You’re probably reading this article, checking out this website, because you’re a lover of films. As am I! Movies have the power to transport us to new worlds. They can be escapist or thought-provoking. Bring tears of sadness or tears of laughter. We love to sit around and celebrate our favorite films of the year, and the stars who created them. Nothing celebrates our favorite flicks of the year more (arguably) than the Academy Awards. Unarguably, nothing frustrates me more than when I feel the Oscars snub a truly deserving artist. It is, therefore, with great pride and guilty pleasure that for this month’s featured film, I chose SELMA. But who I’m really choosing here, is director Ava DuVernay.
When considering a wine to sip on while watching this film, it actually came pretty easy to me. SELMA is about struggle and passion. The path of SELMA for Ava DuVernay has, likewise, been filled with struggle and passion. I needed a wine that could empathize. A wine that could hold its own and withstand conflict. What better wine than the 2012 Titolo Aglianico del Vulture from Elena Fucci. Just wait for it, this one’s a doozy…
SELMA is the story of a movement. The film chronicles the tumultuous 3-month period in 1965, when Dr. Martin Luther King, Jr. led a dangerous campaign to secure equal voting rights in the face of violent opposition. Ask director DuVernay, and she’ll tell you, “…it’s really about a rag tag group of radicals who got together and amplified their voice for change, and in doing so, they really changed the country.”
Winemaker Elena Fucci has shown to be relentless in her pursuit to ensure that her Titolo wine represents the territory from which it comes from, the pristinely beautiful and lesser-known region of Basilicata in southern Italy. And more importantly, from the Titolo lava channel of Monte Vulture – aka – at the foot of an extinct volcano.
“…..THE POWER OF VOICE.”
– Ava DuVernay on what SELMA is about
Yup, when her family opted to sell the 4th generation family vineyard, Elena wouldn’t have it. She opted to completely change the plans she had for her future, invest in the area, and go to school to study oenology. The proof is in the pudding. Or in this case – the proof is in the glass when you savor the bouquet and taste of this unique Aglianico wine. Due to the mix of volcanic lava and ash in the soil (otherwise known as “pozzolana” – say THAT at your next dinner party), Fucci’s Aglianico grapes are forced to struggle for water…for survival. And what results is an intensely structured, deep, and dark wine. The nose yields aromas of plum, blackberry preserves, rosemary, and tobacco. The palate is immediately decided; dry and full-bodied with firm tannins, and a long finish.
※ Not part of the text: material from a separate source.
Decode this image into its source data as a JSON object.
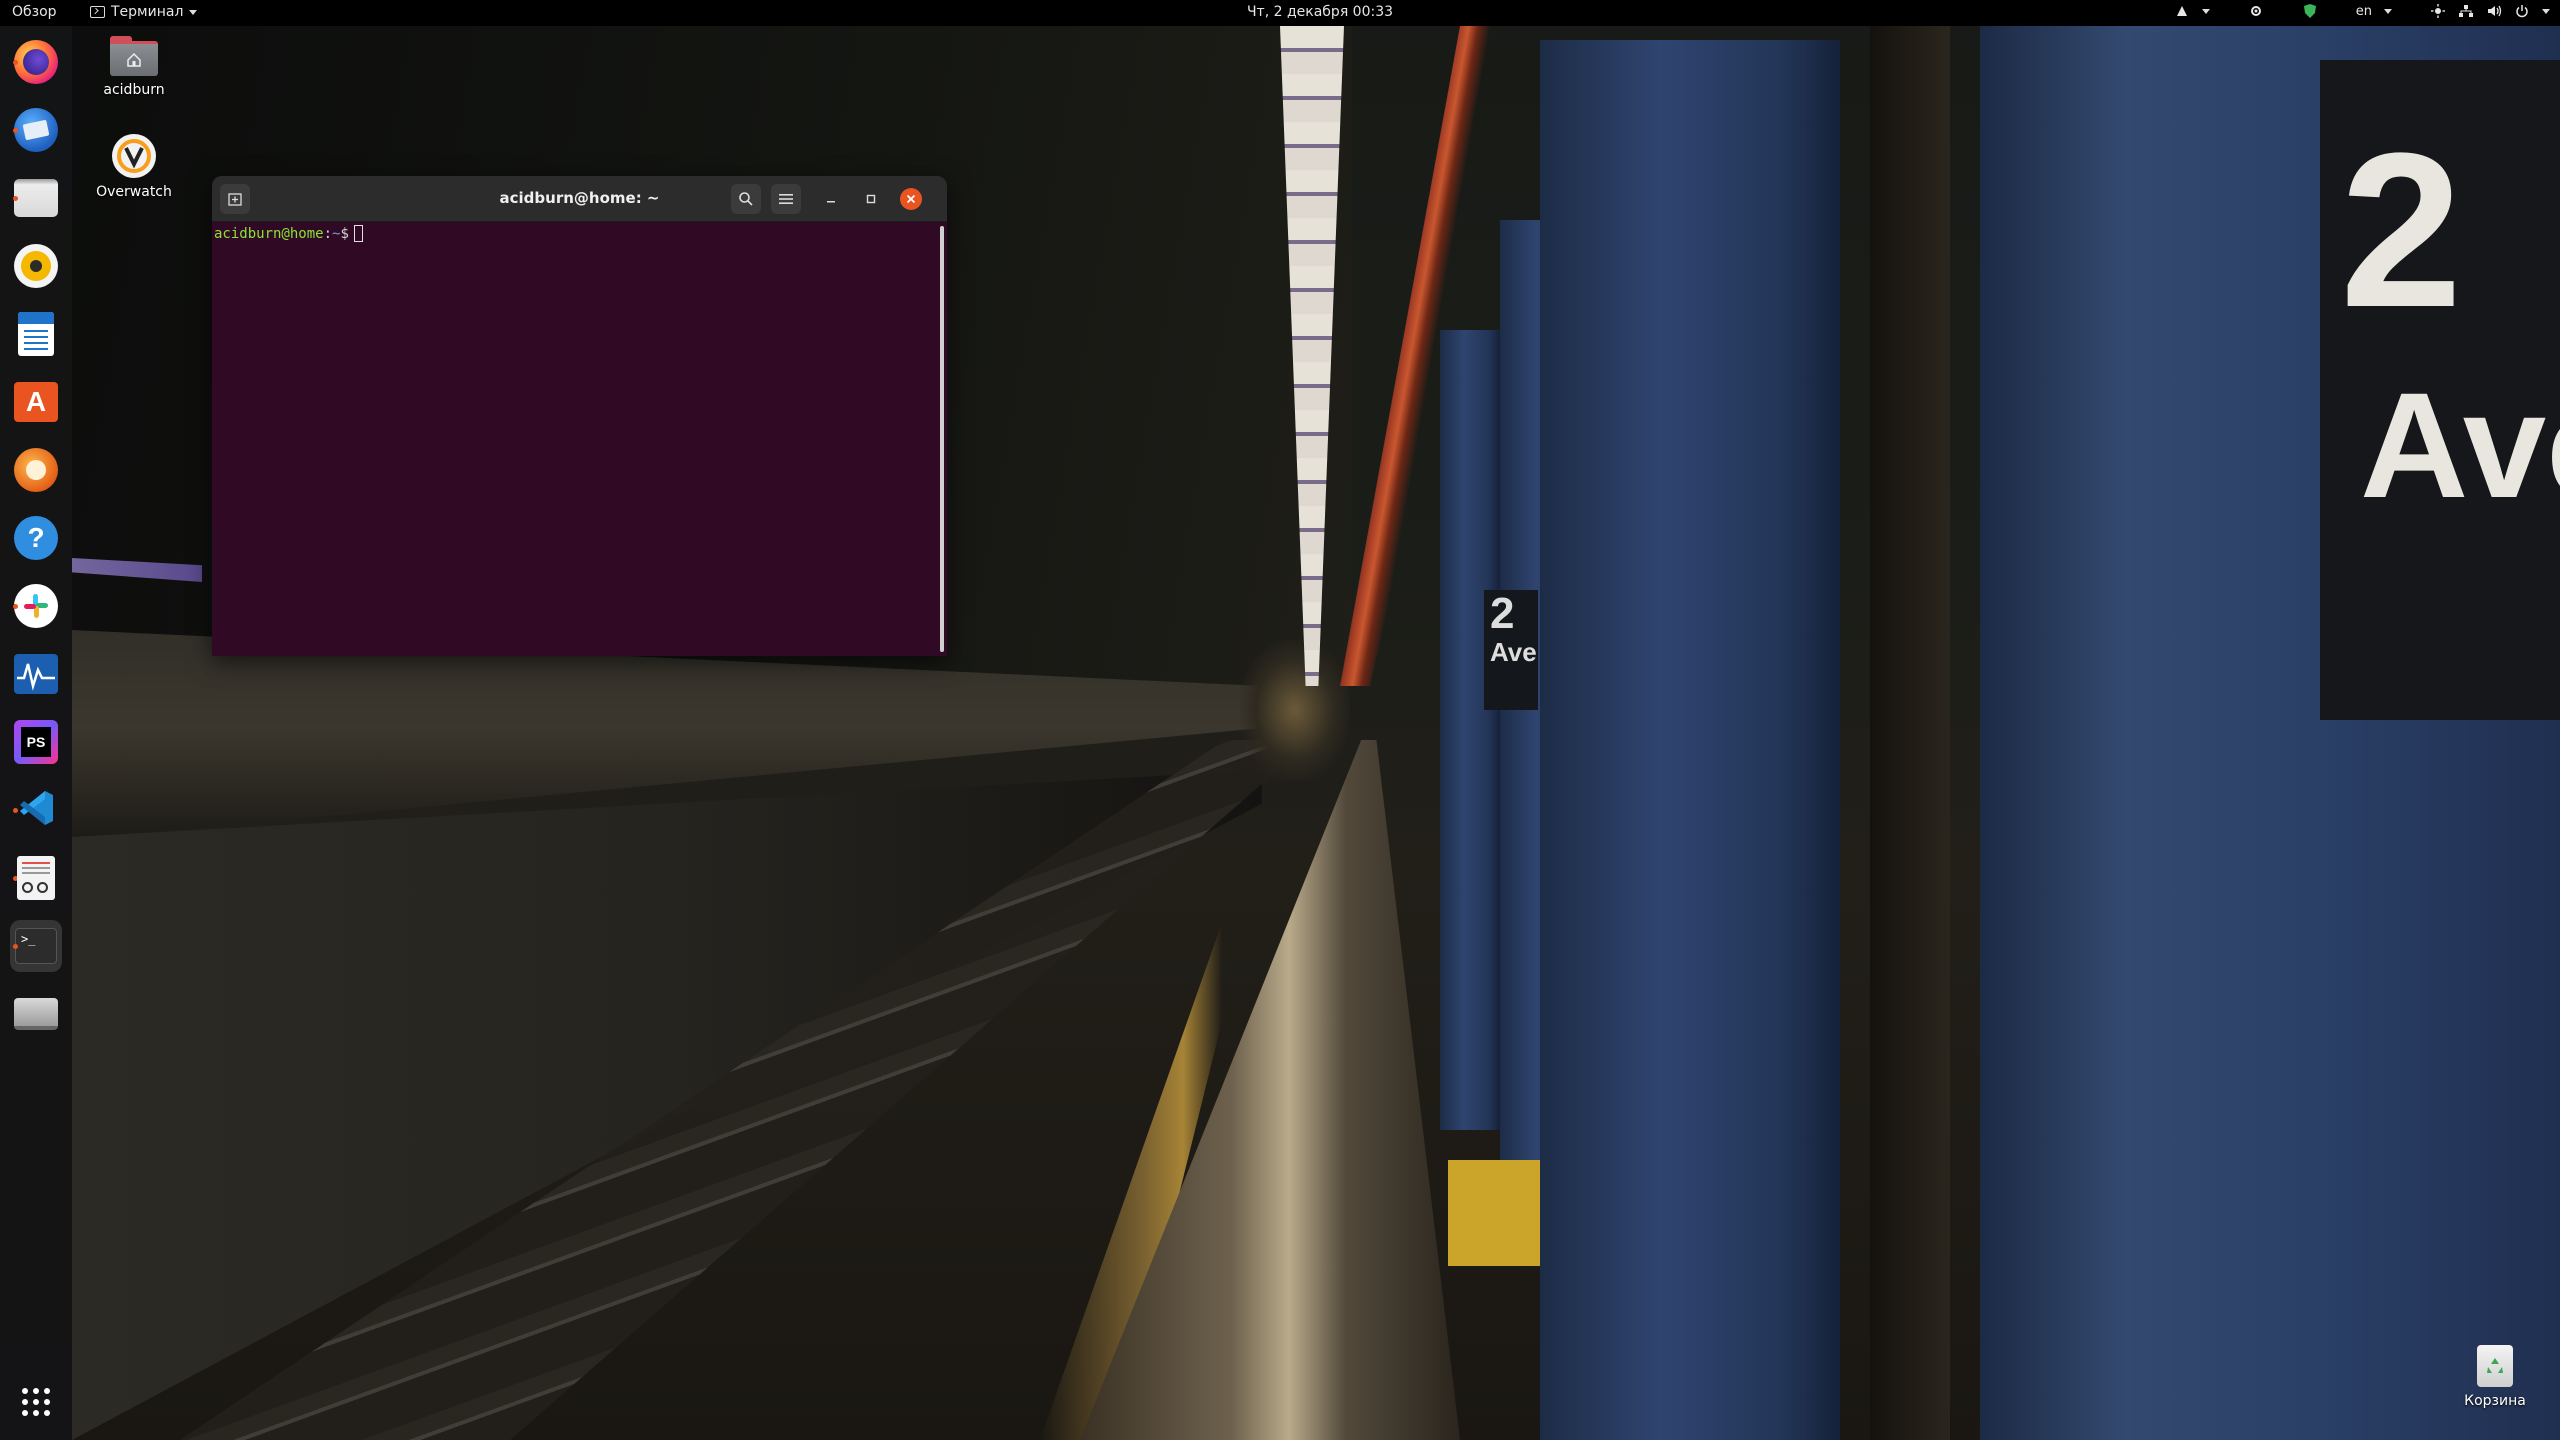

In addition to dark cherry and ethereal spices, you can almost taste the rocky minerals from where this wine came from. You can taste the wine’s history. Elena’s powerful voice expressing this unique land and this noble grape come radiating through.
The power of voice is something director Ava DuVernay has not struggled with….or has she? Despite the fact that she is the first black woman to be nominated for Best Female Director at the Golden Globes, and despite the fact that she is the first female black director to have a film nominated at the Academy Awards for Best Picture, she wasn’t the first choice to direct the film SELMA. She also wasn’t the 2nd, 3rd, 4th, or 5th choice either. DuVernay has been at the brunt of significant controversy regarding the film’s depiction of President Lyndon B. Johnson and for her co-writing the original screenplay (since she was not given the rights to any of Dr. Martin Luther King, Jr’s actual speeches). And yet, what has erupted is a bold and unapologetic triumph in cinematic storytelling.
The truth marches on. Ava DuVernay has created an epic movie centered on the people of Selma. And Elena Fucci has created an engaging wine centered on the terroir of Titolo. It doesn’t appear that they are stopping anytime soon. They can’t. They have a history to tell and a future to create.
“IT HAD TO LIVE AND DIE ON WHAT I WANTED.” – Ava DuVernay
“IT CANNOT WAIT.” – David Oyelowo (as Dr. Martin Luther King, Jr.)